## **Core Concept**
The question tests understanding of managing hyperkalemia, specifically the immediate treatment of its cardiac effects. Hyperkalemia can lead to serious cardiac arrhythmias due to its effect on cardiac membrane potential. The goal is to rapidly counteract these effects.
## **Why the Correct Answer is Right**
The correct answer, **Calcium gluconate**, works by stabilizing cardiac membranes.
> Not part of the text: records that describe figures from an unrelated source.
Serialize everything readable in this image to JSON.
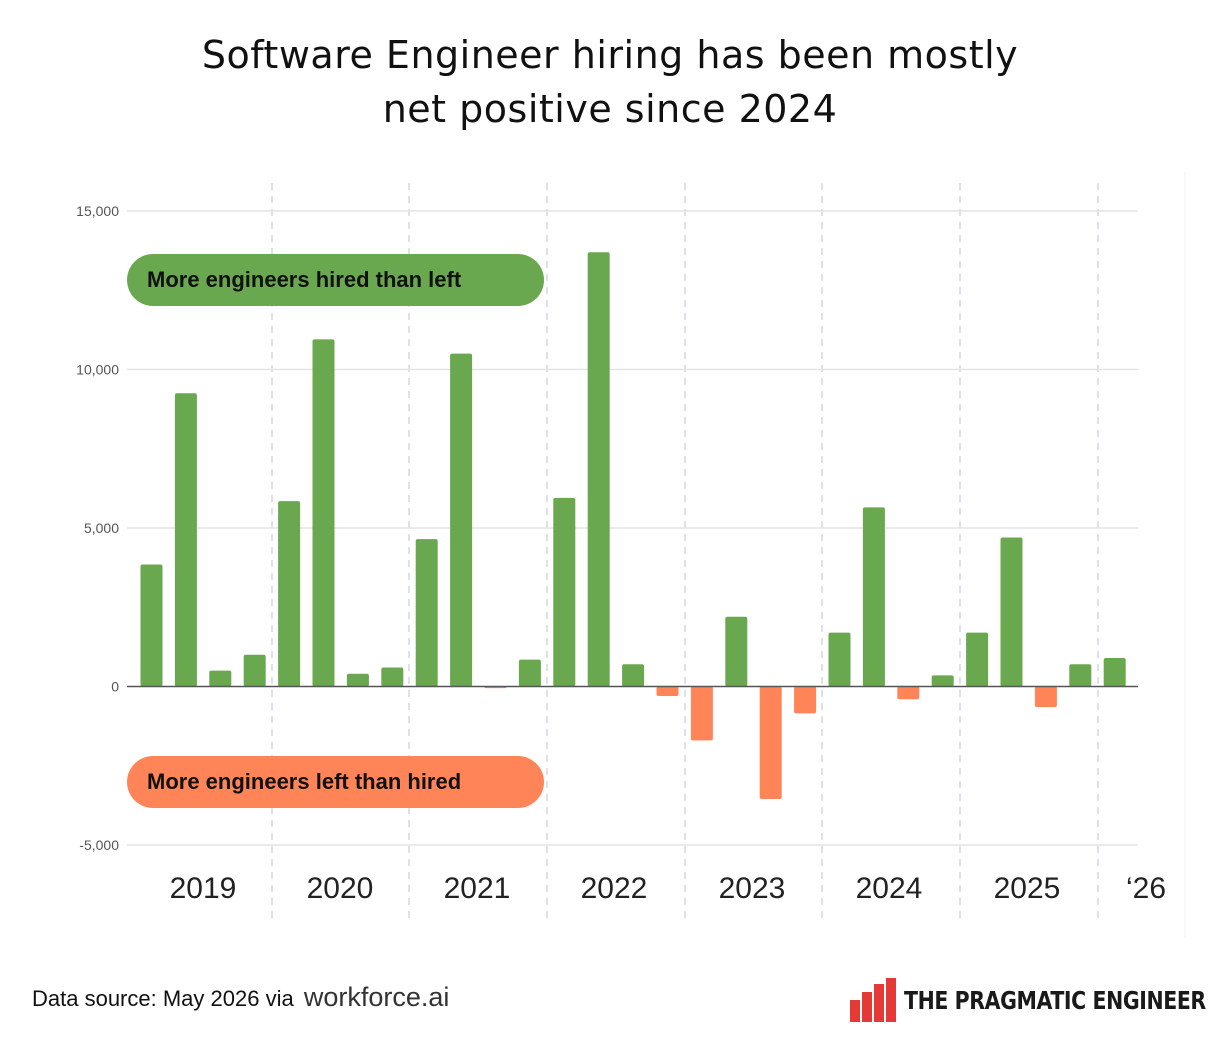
{
  "title": {
    "line1": "Software Engineer hiring has been mostly",
    "line2": "net positive since 2024"
  },
  "annotations": {
    "positive": "More engineers hired than left",
    "negative": "More engineers left than hired"
  },
  "footer": {
    "source_label": "Data source:  May 2026 via",
    "source_host": "workforce.ai",
    "brand": "THE PRAGMATIC ENGINEER"
  },
  "colors": {
    "positive": "#6aa84f",
    "negative": "#ff8458",
    "grid": "#e3e3e8",
    "divider": "#d6d6e6",
    "axis_text": "#555555"
  },
  "chart_data": {
    "type": "bar",
    "categories": [
      "2019 Q1",
      "2019 Q2",
      "2019 Q3",
      "2019 Q4",
      "2020 Q1",
      "2020 Q2",
      "2020 Q3",
      "2020 Q4",
      "2021 Q1",
      "2021 Q2",
      "2021 Q3",
      "2021 Q4",
      "2022 Q1",
      "2022 Q2",
      "2022 Q3",
      "2022 Q4",
      "2023 Q1",
      "2023 Q2",
      "2023 Q3",
      "2023 Q4",
      "2024 Q1",
      "2024 Q2",
      "2024 Q3",
      "2024 Q4",
      "2025 Q1",
      "2025 Q2",
      "2025 Q3",
      "2025 Q4",
      "2026 Q1"
    ],
    "values": [
      3850,
      9250,
      500,
      1000,
      5850,
      10950,
      400,
      600,
      4650,
      10500,
      -50,
      850,
      5950,
      13700,
      700,
      -300,
      -1700,
      2200,
      -3550,
      -850,
      1700,
      5650,
      -400,
      350,
      1700,
      4700,
      -650,
      700,
      900
    ],
    "year_labels": [
      "2019",
      "2020",
      "2021",
      "2022",
      "2023",
      "2024",
      "2025",
      "‘26"
    ],
    "y_ticks": [
      15000,
      10000,
      5000,
      0,
      -5000
    ],
    "y_tick_labels": [
      "15,000",
      "10,000",
      "5,000",
      "0",
      "-5,000"
    ],
    "ylim": [
      -5000,
      15000
    ],
    "grid": true
  }
}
It does not decrease potassium levels but immediately counteracts the cardiac effects of hyperkalemia by antagonizing the effect of potassium on the cardiac cell membrane, thereby reducing the risk of arrhythmias. This action is crucial in emergencies.
## **Why Each Wrong Option is Incorrect**
- **Option A:** Sodium bicarbonate may help in shifting potassium into cells in the context of acidosis but does not provide immediate membrane stabilization against the cardiac effects of hyperkalemia.
- **Option B:** Insulin and glucose can help lower potassium levels by driving potassium into cells but do not offer immediate protection against cardiac effects.
- **Option D:** Beta-2 agonists like salbutamol can also help lower potassium levels by promoting cellular uptake but, like insulin and glucose, do not provide immediate antagonism of cardiac effects.
## **Clinical Pearl / High-Yield Fact**
A key point to remember is that while calcium gluconate does not lower serum potassium levels, it is essential for immediately protecting the heart from the life-threatening effects of hyperkalemia. Other treatments like glucose/insulin, beta-2 agonists, and potassium-binding resins work to lower potassium levels but are not immediate solutions for cardiac membrane stabilization.